I’ve (so far) had three types of career: academic (internationally), business manager (in two large UK companies) and as an independent consultant (all in rather different technical areas).

I’m currently thinking about the next phase, which will probably centre around ‘giving something back to the community’, although perhaps not in a traditional way.

Part of this is just my makeup, I like doing and exploring different things, even if changing areas often gets progressively more difficult (a new learning curve each time) although still very rewarding.

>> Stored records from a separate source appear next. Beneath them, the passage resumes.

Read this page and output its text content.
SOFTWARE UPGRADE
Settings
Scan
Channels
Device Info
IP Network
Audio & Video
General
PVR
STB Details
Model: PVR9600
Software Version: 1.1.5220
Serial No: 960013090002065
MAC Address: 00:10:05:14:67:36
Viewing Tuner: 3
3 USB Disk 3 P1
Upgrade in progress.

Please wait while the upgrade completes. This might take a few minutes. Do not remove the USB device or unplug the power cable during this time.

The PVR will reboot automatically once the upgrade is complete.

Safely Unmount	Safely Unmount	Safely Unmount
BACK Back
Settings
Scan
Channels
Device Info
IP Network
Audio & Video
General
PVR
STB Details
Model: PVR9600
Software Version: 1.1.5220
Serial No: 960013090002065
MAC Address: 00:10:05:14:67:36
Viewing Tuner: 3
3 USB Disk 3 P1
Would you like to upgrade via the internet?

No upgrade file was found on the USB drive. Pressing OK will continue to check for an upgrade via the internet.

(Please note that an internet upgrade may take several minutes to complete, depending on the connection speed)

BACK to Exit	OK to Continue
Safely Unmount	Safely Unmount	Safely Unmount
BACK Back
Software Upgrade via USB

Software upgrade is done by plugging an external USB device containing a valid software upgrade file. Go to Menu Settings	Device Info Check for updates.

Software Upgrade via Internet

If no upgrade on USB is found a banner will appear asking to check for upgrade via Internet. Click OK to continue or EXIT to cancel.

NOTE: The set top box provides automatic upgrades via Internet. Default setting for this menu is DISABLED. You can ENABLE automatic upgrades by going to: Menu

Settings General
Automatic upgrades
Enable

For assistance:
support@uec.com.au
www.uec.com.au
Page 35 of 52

In hindsight, it’s clear that my previous ‘reinventions’ were carried out in a fairly haphazard manner – I just got on with it (‘ignorance is bliss’). I’ve often thought there must be a better way. In this context I came across this insightful article by Saul Kaplan which is well worth thinking about if this sort of thing interests you:

Why aren’t we taught how to reinvent ourselves in school? Reinvention is imperative as a life skill. You would think we would at least be exposed to the fundamentals of personal exploration and reinvention while we are in school. Instead we seem increasingly focused on the skills necessary to get a specific job, a job that is highly unlikely to exist five years from now. As a society we highly prize specialty education pathways that track students toward narrow career choices instead of celebrating education pathways emphasizing a broad platform and skill set useful in doing future work that doesn’t exist today. Education and workforce development programs should emphasize foundational life skills that are transferable and enabling the personal confidence and skills to constantly reinvent ourselves.

Reinvention is a journey not a destination. It doesn’t have to be a scare word. You don’t have to know what you’re reinventing yourself to in order to work on reinventing yourself. It isn’t about stopping one thing in order to do or be something else. It’s about spending time every day, every month and every year constantly reinventing. It’s about personal R&D to explore and test new possibilities. It’s about experimenting all the time to uncover latent opportunities. It’s about continuing to strengthen our current selves while simultaneously working on our future selves by actively engaging in new ideas, environments and practices. You don’t have to stop doing what you’re currently doing you just have to allow yourself the freedom to try more stuff.

He then goes on to give a list of 15 practical ways to help ‘build your reinvention muscle’. It’s interesting that I already do most of them so I guess that’s a built-in character trait.

However perhaps the main point is the thinking about it all the time and trying some small experiments in new directions rather than waiting until you’re totally fed up and desperate for a sudden change (or worse, when a change is forced upon you).